Lidia Falcón presentó su novela "Al fin estaba sola"

lidiafalcon @ 12:54

“El mundo tendrá que escoger entre feminismo y barbarie”
Lidia Falcón presentó su novela
“Al fin estaba sola
la emotiva historia de una mujer en la lucha política y personal

AmecoPress
2 Nov 2007
Por Julia López

Al fin estaba solaLa presentación de la última novela de Lidia Falcón en el Colegio de Periodistas de Cataluña, ha sido un acto emotivo y de reconocimiento de una líder feminista, que sigue luchando por una sociedad mas justa para mujeres y hombres. Para Pilar Rahola, que la ha acompañado en esta primera presentación, Falcón merece un homenaje especial, ya que ha mantenido una coherencia increíble y ha estado siempre por encima del estigma de ser considerada la feminista por antonomasia. O sea, lo peor de lo peor.

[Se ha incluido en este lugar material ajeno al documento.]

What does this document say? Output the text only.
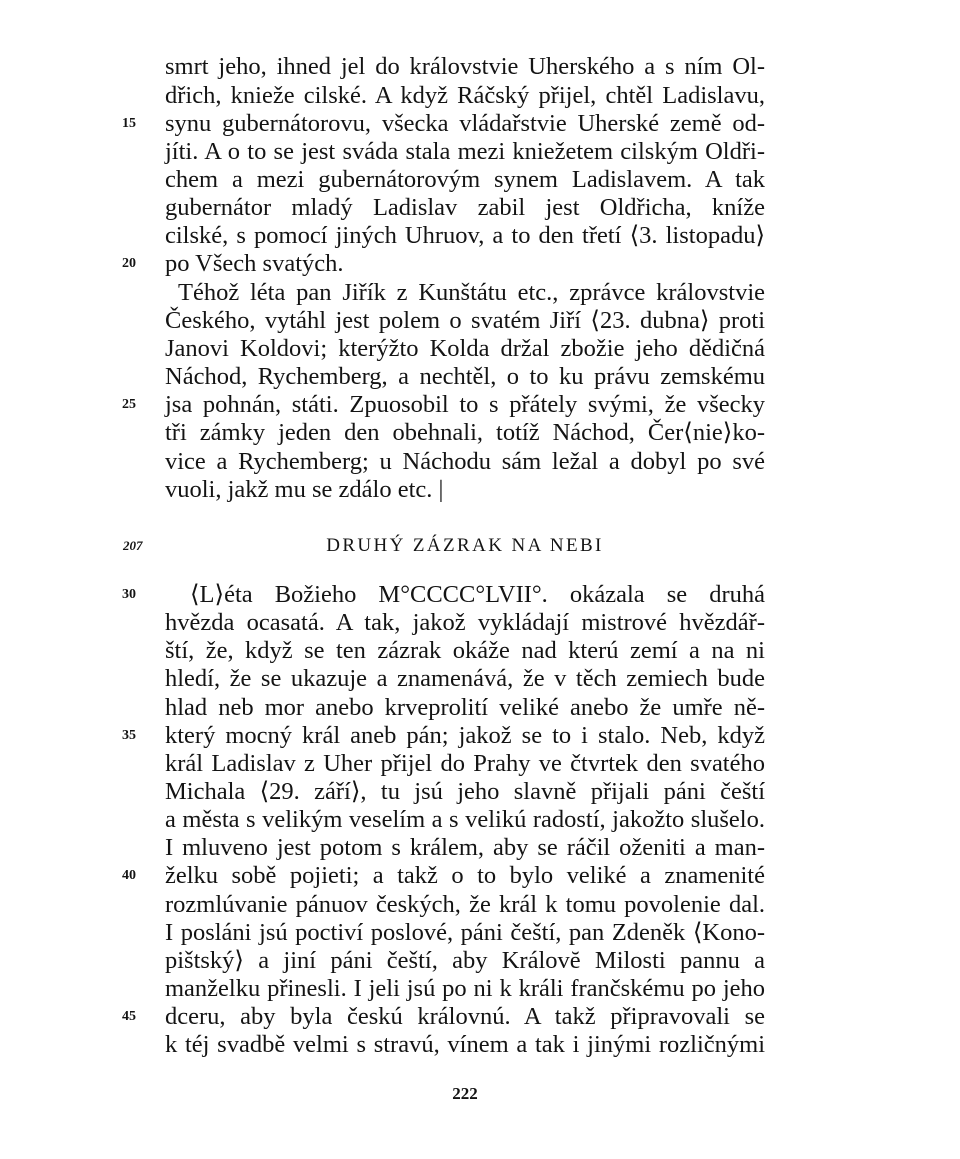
smrt jeho, ihned jel do královstvie Uherského a s ním Ol-
dřich, knieže cilské. A když Ráčský přijel, chtěl Ladislavu,
synu gubernátorovu, všecka vládařstvie Uherské země od-
jíti. A o to se jest sváda stala mezi kniežetem cilským Oldři-
chem a mezi gubernátorovým synem Ladislavem. A tak
gubernátor mladý Ladislav zabil jest Oldřicha, kníže
cilské, s pomocí jiných Uhruov, a to den třetí ⟨3. listopadu⟩
po Všech svatých.
Téhož léta pan Jiřík z Kunštátu etc., zprávce královstvie
Českého, vytáhl jest polem o svatém Jiří ⟨23. dubna⟩ proti
Janovi Koldovi; kterýžto Kolda držal zbožie jeho dědičná
Náchod, Rychemberg, a nechtěl, o to ku právu zemskému
jsa pohnán, státi. Zpuosobil to s přátely svými, že všecky
tři zámky jeden den obehnali, totíž Náchod, Čer⟨nie⟩ko-
vice a Rychemberg; u Náchodu sám ležal a dobyl po své
vuoli, jakž mu se zdálo etc. |
15
20
25
207	DRUHÝ ZÁZRAK NA NEBI
⟨L⟩éta Božieho M°CCCC°LVII°. okázala se druhá
hvězda ocasatá. A tak, jakož vykládají mistrové hvězdář-
ští, že, když se ten zázrak okáže nad kterú zemí a na ni
hledí, že se ukazuje a znamenává, že v těch zemiech bude
hlad neb mor anebo krveprolití veliké anebo že umře ně-
který mocný král aneb pán; jakož se to i stalo. Neb, když
král Ladislav z Uher přijel do Prahy ve čtvrtek den svatého
Michala ⟨29. září⟩, tu jsú jeho slavně přijali páni čeští
a města s velikým veselím a s velikú radostí, jakožto slušelo.
I mluveno jest potom s králem, aby se ráčil oženiti a man-
želku sobě pojieti; a takž o to bylo veliké a znamenité
rozmlúvanie pánuov českých, že král k tomu povolenie dal.
I posláni jsú poctiví poslové, páni čeští, pan Zdeněk ⟨Kono-
pištský⟩ a jiní páni čeští, aby Královĕ Milosti pannu a
manželku přinesli. I jeli jsú po ni k králi frančskému po jeho
dceru, aby byla českú královnú. A takž připravovali se
k téj svadbě velmi s stravú, vínem a tak i jinými rozličnými
30
35
40
45
222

“Al fin estaba sola” es la historia de una mujer luchadora, homenaje a una generación de mujeres que entre los 60 y 70 que dieron su vida por la lucha revolucionaria, manteniendo sus convicciones y sus valores, a la vez que mantenían con dignidad a sus familias. En palabras de Rahola: “Su novela me ha emocionado enormemente. Hay política, lucha clandestina, y solidaridad, pero sobre todo es la historia de una mujer sola, luchando contra viento y marea, por sobrevivir, utilizada por un partido de izquierdas, y por las noches soportando a un machista, y a una hijas que le echan en cara su vida”.

Entre la revolución y la supervivencia

A Rahola, la novela le ha recordado una frase de Alexandra Kolontai que decía: “Yo de día hago la revolución y de noche tengo que sufrir a mi marido en la cama, un verdadero machito, sonreír y seguir adelante”.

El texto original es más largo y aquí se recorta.